Antes de os caminhos de May e Sturgeon bifurcarem, havia um paralelo estreito entre as duas. Ambas vêm de origem humilde. O pai de Sturgeon era eletricista e a mãe, ajudante de dentista (May era filha de um pastor protestante). Ela estudou direito na Universidade de Glasgow e começou a carreira política como líder do movimento estudantil. Sua primeira bandeira foi o desarmamento nuclear. Filiou-se ao SNP em 1986 e em 1992, aos 22 anos de idade, tornou-se a mais jovem candidata escocesa a deputada pelo Parlamento britânico, mas não se elegeu. Em 1999, perdeu a votação por uma cadeira na primeira legislatura do Parlamento escocês, mas o SNP a colocou em sua lista e ela se elegeu pelo voto proporcional.

Em 2007, no primeiro mandato do governador Alex Salmond, do SNP, foi nomeada vice-governadora e secretária de Saúde e Bem-Estar. Cinco anos depois, no segundo mandato, tornou-se secretária de Infraestrutura e Investimento em Cidades.

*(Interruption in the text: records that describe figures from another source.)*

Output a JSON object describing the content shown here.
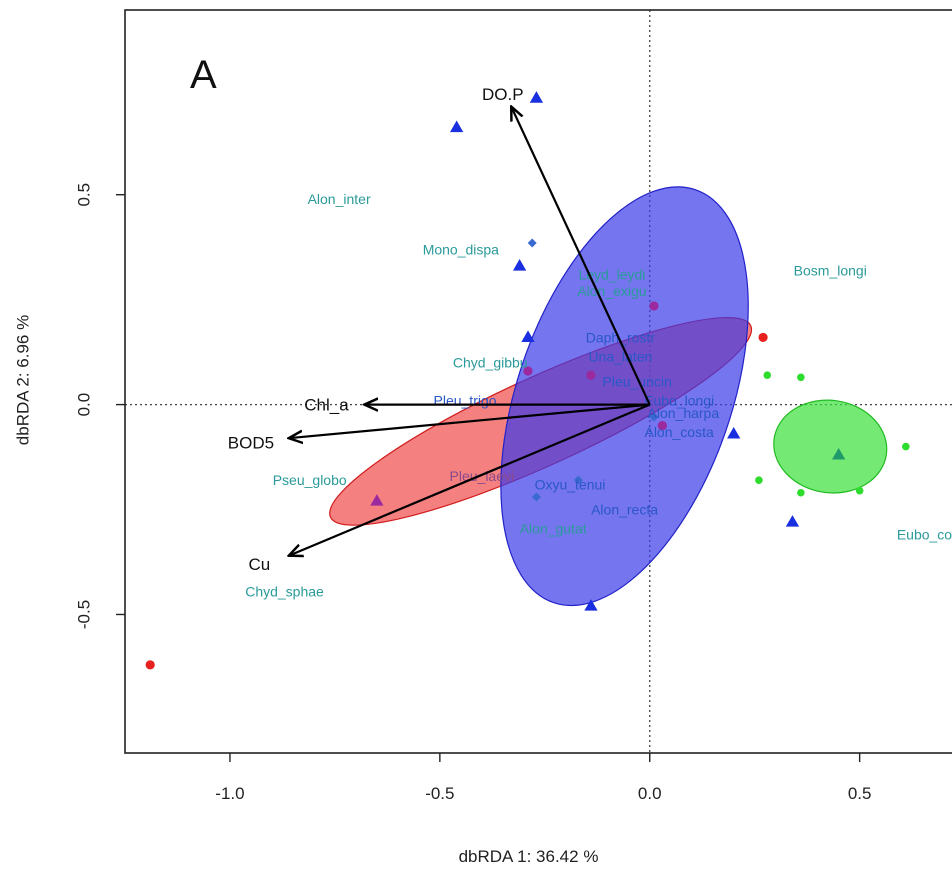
{
  "chart_data": {
    "type": "scatter",
    "panel_label": "A",
    "xlabel": "dbRDA 1: 36.42 %",
    "ylabel": "dbRDA 2: 6.96 %",
    "xlim": [
      -1.25,
      0.72
    ],
    "ylim": [
      -0.83,
      0.94
    ],
    "x_ticks": [
      -1.0,
      -0.5,
      0.0,
      0.5
    ],
    "x_tick_labels": [
      "-1.0",
      "-0.5",
      "0.0",
      "0.5"
    ],
    "y_ticks": [
      -0.5,
      0.0,
      0.5
    ],
    "y_tick_labels": [
      "-0.5",
      "0.0",
      "0.5"
    ],
    "origin_lines": true,
    "colors": {
      "red_group": "#e8211f",
      "blue_group": "#1a30e0",
      "green_group": "#2ddc2d",
      "purple_site": "#9a2a9e",
      "species_text": "#2a9a9a",
      "species_text_dark": "#2a57c8",
      "arrow": "#000000"
    },
    "ellipses": [
      {
        "group": "red",
        "cx": -0.26,
        "cy": -0.04,
        "rx": 0.55,
        "ry": 0.105,
        "angle_deg": 24.5,
        "fill": "#ef4a4a",
        "stroke": "#d21c1c"
      },
      {
        "group": "blue",
        "cx": -0.06,
        "cy": 0.02,
        "rx": 0.255,
        "ry": 0.52,
        "angle_deg": -19,
        "fill": "#3a3ae8",
        "stroke": "#2222c8"
      },
      {
        "group": "green",
        "cx": 0.43,
        "cy": -0.1,
        "rx": 0.135,
        "ry": 0.11,
        "angle_deg": -8,
        "fill": "#39e039",
        "stroke": "#22bb22"
      }
    ],
    "vectors": [
      {
        "label": "DO.P",
        "x": -0.33,
        "y": 0.71,
        "label_x": -0.35,
        "label_y": 0.74
      },
      {
        "label": "Chl_a",
        "x": -0.68,
        "y": 0.0,
        "label_x": -0.77,
        "label_y": 0.0
      },
      {
        "label": "BOD5",
        "x": -0.86,
        "y": -0.08,
        "label_x": -0.95,
        "label_y": -0.09
      },
      {
        "label": "Cu",
        "x": -0.86,
        "y": -0.36,
        "label_x": -0.93,
        "label_y": -0.38
      }
    ],
    "sites": [
      {
        "group": "blue",
        "shape": "triangle",
        "x": -0.27,
        "y": 0.73
      },
      {
        "group": "blue",
        "shape": "triangle",
        "x": -0.46,
        "y": 0.66
      },
      {
        "group": "blue",
        "shape": "triangle",
        "x": -0.31,
        "y": 0.33
      },
      {
        "group": "blue",
        "shape": "triangle",
        "x": -0.29,
        "y": 0.16
      },
      {
        "group": "blue",
        "shape": "triangle",
        "x": 0.2,
        "y": -0.07
      },
      {
        "group": "blue",
        "shape": "triangle",
        "x": 0.34,
        "y": -0.28
      },
      {
        "group": "blue",
        "shape": "triangle",
        "x": -0.14,
        "y": -0.48
      },
      {
        "group": "green",
        "shape": "triangle",
        "x": 0.45,
        "y": -0.12
      },
      {
        "group": "purple",
        "shape": "triangle",
        "x": -0.65,
        "y": -0.23
      },
      {
        "group": "red",
        "shape": "circle",
        "x": 0.27,
        "y": 0.16
      },
      {
        "group": "red",
        "shape": "circle",
        "x": -1.19,
        "y": -0.62
      },
      {
        "group": "green",
        "shape": "circle",
        "x": 0.28,
        "y": 0.07
      },
      {
        "group": "green",
        "shape": "circle",
        "x": 0.36,
        "y": 0.065
      },
      {
        "group": "green",
        "shape": "circle",
        "x": 0.61,
        "y": -0.1
      },
      {
        "group": "green",
        "shape": "circle",
        "x": 0.26,
        "y": -0.18
      },
      {
        "group": "green",
        "shape": "circle",
        "x": 0.36,
        "y": -0.21
      },
      {
        "group": "green",
        "shape": "circle",
        "x": 0.5,
        "y": -0.205
      },
      {
        "group": "purple",
        "shape": "circle",
        "x": 0.01,
        "y": 0.235
      },
      {
        "group": "purple",
        "shape": "circle",
        "x": -0.29,
        "y": 0.08
      },
      {
        "group": "purple",
        "shape": "circle",
        "x": -0.14,
        "y": 0.07
      },
      {
        "group": "purple",
        "shape": "circle",
        "x": 0.03,
        "y": -0.05
      },
      {
        "group": "blue",
        "shape": "diamond",
        "x": -0.28,
        "y": 0.385
      },
      {
        "group": "blue",
        "shape": "diamond",
        "x": 0.01,
        "y": -0.03
      },
      {
        "group": "blue",
        "shape": "diamond",
        "x": -0.27,
        "y": -0.22
      },
      {
        "group": "blue",
        "shape": "diamond",
        "x": -0.17,
        "y": -0.18
      }
    ],
    "species": [
      {
        "label": "Alon_inter",
        "x": -0.74,
        "y": 0.49,
        "tone": "light"
      },
      {
        "label": "Mono_dispa",
        "x": -0.45,
        "y": 0.37,
        "tone": "light"
      },
      {
        "label": "Leyd_leydi",
        "x": -0.09,
        "y": 0.31,
        "tone": "light"
      },
      {
        "label": "Alon_exigu",
        "x": -0.09,
        "y": 0.27,
        "tone": "light"
      },
      {
        "label": "Bosm_longi",
        "x": 0.43,
        "y": 0.32,
        "tone": "light"
      },
      {
        "label": "Daph_rostr",
        "x": -0.07,
        "y": 0.16,
        "tone": "dark"
      },
      {
        "label": "Una_laten",
        "x": -0.07,
        "y": 0.115,
        "tone": "dark"
      },
      {
        "label": "Chyd_gibbu",
        "x": -0.38,
        "y": 0.1,
        "tone": "light"
      },
      {
        "label": "Pleu_uncin",
        "x": -0.03,
        "y": 0.055,
        "tone": "dark"
      },
      {
        "label": "Pleu_trigo",
        "x": -0.44,
        "y": 0.01,
        "tone": "dark"
      },
      {
        "label": "Eubo_longi",
        "x": 0.07,
        "y": 0.01,
        "tone": "dark"
      },
      {
        "label": "Alon_harpa",
        "x": 0.08,
        "y": -0.02,
        "tone": "dark"
      },
      {
        "label": "Alon_costa",
        "x": 0.07,
        "y": -0.065,
        "tone": "dark"
      },
      {
        "label": "Pseu_globo",
        "x": -0.81,
        "y": -0.18,
        "tone": "light"
      },
      {
        "label": "Pleu_laevi",
        "x": -0.4,
        "y": -0.17,
        "tone": "purple"
      },
      {
        "label": "Oxyu_tenui",
        "x": -0.19,
        "y": -0.19,
        "tone": "dark"
      },
      {
        "label": "Alon_recta",
        "x": -0.06,
        "y": -0.25,
        "tone": "dark"
      },
      {
        "label": "Alon_gutat",
        "x": -0.23,
        "y": -0.295,
        "tone": "light"
      },
      {
        "label": "Eubo_cor",
        "x": 0.66,
        "y": -0.31,
        "tone": "light"
      },
      {
        "label": "Chyd_sphae",
        "x": -0.87,
        "y": -0.445,
        "tone": "light"
      }
    ]
  }
}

No referendo de 2014, Sturgeon fez campanha pela independência da Escócia. Com a vitória do “não”, Salmond renunciou ao governo e à liderança do SNP. Sturgeon imediatamente se lançou. Nenhum outro candidato quis disputar, e ela se tornou a primeira mulher a ocupar tanto a liderança do SNP quanto o governo da Escócia. Uma pesquisa na época indicou que 54% dos escoceses confiavam nela como alguém que “defende os interesses da Escócia”. Logo depois do referendo, ela declarou que a independência da Escócia era questão de “quando”, não de “se”.

Agora, Sturgeon partiu num caminho sem volta. A dúvida é se a maioria dos escoceses a seguirá. E, sobretudo, se os britânicos deixarão.